Zweitens Wohneigentumsförderung: Abschaffung der weltweit einzigartigen, absurden Eigenmietwertsteuer und Einführung eines Bausparmodells, wie es im Kanton Baselland schon eingeführt ist und sich auch bestens bewährt hat. Drittens Stärkung der Wirtschaft durch Anpassungen bei der Stempelabgabe und durch Erhöhung der Freigrenze bei der Emissionsabgabe, was vor allem das Gewerbe, viele Klein- und Mittelbetriebe entlastet. Der von der Bundessteuer gänzlich befreite Bevölkerungsanteil würde von heute 20 Prozent auf 37 Prozent steigen.

Ehrlichkeits-Test
All dies wurde in den vergangenen Jahren von mehreren Parteien und vielen Politikerinnen landauf, landab vor allem vor Wahlen gefordert. Das Steuersenkungs-Paket ist damit auch ein hervorragender Ehrlichkeits-Test für Parteien, ihre Politiker und Politikerinnen. Bezeichnenderweise wollen die Gegner des Steuersenkungs-Paketes auf der linken Seite die Mehrwertsteuer noch weiter erhöhen. Über eine Erhöhung um 1,8 Prozent wird ebenfalls am 16. Mai abgestimmt. Diese Erhöhung hätte für die Bevölkerung eine jährliche Mehrbelastung von gegen 5 Milliarden Franken zur Folge. Da allgemein bekannt sein dürfte, dass die Mehrwertsteuer eine unsoziale Abgabe ist, würden die unteren Einkommensschichten fatalerweise verhältnismässig stärker belastet als die hohen Einkommen.

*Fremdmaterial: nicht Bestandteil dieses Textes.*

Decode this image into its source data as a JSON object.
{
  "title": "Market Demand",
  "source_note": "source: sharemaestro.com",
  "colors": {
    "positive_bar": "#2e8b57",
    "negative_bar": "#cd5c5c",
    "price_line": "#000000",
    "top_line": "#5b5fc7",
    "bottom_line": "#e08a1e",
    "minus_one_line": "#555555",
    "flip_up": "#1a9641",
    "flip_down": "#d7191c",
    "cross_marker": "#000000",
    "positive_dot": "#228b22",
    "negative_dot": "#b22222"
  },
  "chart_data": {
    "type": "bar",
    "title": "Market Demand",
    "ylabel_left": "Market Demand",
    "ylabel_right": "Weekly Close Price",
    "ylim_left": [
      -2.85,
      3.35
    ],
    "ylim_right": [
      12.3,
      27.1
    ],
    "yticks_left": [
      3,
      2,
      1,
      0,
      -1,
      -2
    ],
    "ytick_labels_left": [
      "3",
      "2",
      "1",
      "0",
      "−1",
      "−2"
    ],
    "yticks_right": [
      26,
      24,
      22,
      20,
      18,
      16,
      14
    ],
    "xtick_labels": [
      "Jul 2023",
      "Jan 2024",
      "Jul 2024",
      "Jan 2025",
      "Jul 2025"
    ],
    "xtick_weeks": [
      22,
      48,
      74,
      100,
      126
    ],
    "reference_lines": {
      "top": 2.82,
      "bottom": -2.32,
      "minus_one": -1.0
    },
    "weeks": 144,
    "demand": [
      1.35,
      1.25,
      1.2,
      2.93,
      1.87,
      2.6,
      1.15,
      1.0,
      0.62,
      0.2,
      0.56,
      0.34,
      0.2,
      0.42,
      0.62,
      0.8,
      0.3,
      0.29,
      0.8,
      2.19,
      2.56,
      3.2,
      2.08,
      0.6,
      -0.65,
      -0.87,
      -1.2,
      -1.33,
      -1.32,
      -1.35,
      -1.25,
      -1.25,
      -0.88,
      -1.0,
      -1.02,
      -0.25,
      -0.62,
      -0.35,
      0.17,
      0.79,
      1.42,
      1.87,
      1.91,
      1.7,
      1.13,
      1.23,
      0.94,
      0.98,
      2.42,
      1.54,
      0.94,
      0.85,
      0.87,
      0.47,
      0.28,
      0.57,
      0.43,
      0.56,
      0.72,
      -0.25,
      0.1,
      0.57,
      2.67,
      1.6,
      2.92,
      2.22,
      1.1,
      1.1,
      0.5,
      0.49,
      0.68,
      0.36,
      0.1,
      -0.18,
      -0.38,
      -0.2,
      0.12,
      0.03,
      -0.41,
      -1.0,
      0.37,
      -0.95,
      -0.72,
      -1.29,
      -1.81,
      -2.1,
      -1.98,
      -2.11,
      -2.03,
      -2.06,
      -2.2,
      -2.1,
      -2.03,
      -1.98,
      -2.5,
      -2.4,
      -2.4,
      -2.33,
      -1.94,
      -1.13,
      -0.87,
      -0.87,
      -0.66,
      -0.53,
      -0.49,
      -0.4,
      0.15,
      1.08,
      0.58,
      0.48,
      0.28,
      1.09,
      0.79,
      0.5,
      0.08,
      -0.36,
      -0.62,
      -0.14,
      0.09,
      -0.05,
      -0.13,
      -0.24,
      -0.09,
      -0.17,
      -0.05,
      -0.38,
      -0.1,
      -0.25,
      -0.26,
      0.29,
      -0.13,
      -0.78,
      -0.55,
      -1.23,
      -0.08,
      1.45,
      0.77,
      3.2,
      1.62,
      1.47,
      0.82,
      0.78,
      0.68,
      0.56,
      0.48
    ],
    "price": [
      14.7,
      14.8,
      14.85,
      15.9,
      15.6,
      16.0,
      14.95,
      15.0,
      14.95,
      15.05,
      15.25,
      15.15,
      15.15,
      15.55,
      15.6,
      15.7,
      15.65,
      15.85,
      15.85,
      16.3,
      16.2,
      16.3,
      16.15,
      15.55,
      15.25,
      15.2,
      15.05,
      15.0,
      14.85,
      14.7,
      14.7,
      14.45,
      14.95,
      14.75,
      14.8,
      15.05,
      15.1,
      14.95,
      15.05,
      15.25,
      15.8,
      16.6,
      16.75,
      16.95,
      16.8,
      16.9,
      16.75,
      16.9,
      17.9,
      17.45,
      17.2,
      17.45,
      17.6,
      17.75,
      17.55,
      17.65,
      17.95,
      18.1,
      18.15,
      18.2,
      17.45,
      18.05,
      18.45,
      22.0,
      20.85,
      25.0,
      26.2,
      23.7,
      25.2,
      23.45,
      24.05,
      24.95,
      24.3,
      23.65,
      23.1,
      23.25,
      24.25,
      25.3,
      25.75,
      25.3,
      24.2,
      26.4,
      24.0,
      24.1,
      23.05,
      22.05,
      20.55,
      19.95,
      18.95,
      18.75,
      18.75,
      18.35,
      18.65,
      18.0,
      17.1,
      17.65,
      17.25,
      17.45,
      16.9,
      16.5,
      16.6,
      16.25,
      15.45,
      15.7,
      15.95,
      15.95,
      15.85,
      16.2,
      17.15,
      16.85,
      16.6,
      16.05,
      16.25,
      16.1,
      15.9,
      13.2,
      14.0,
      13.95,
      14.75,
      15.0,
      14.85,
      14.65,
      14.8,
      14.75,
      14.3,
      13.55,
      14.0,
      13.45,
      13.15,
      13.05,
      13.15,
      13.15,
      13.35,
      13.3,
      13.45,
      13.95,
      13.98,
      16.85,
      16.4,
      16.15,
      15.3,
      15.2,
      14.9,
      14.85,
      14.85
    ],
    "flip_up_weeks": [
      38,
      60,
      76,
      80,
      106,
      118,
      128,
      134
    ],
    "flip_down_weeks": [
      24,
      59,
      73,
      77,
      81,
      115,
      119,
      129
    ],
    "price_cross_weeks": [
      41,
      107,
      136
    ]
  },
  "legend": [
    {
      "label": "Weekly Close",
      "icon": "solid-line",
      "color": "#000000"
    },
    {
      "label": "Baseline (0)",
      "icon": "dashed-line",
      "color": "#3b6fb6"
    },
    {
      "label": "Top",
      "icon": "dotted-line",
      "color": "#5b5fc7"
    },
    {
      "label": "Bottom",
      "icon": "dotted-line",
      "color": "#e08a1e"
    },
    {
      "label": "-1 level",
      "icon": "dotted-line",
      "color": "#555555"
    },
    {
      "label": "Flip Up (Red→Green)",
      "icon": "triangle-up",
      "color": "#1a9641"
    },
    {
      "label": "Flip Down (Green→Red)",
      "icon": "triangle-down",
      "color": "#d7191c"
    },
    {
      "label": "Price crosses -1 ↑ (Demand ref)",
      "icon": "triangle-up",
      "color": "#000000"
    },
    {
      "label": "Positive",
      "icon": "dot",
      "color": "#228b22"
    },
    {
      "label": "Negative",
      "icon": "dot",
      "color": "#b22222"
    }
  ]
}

Mit einem Ja zum Steuersenkungs-Paket werden breite Bevölkerungskreise finanziell entlastet, und der wirtschaftliche Aufschwung kann vorangetrieben werden. Arbeitsplätze können gesichert und neue geschaffen werden. Somit können auch die Sozialwerke ohne zusätzliche Abgaben gesichert werden.
Es entsteht also eine Mehrfachgewinn-Situation für alle.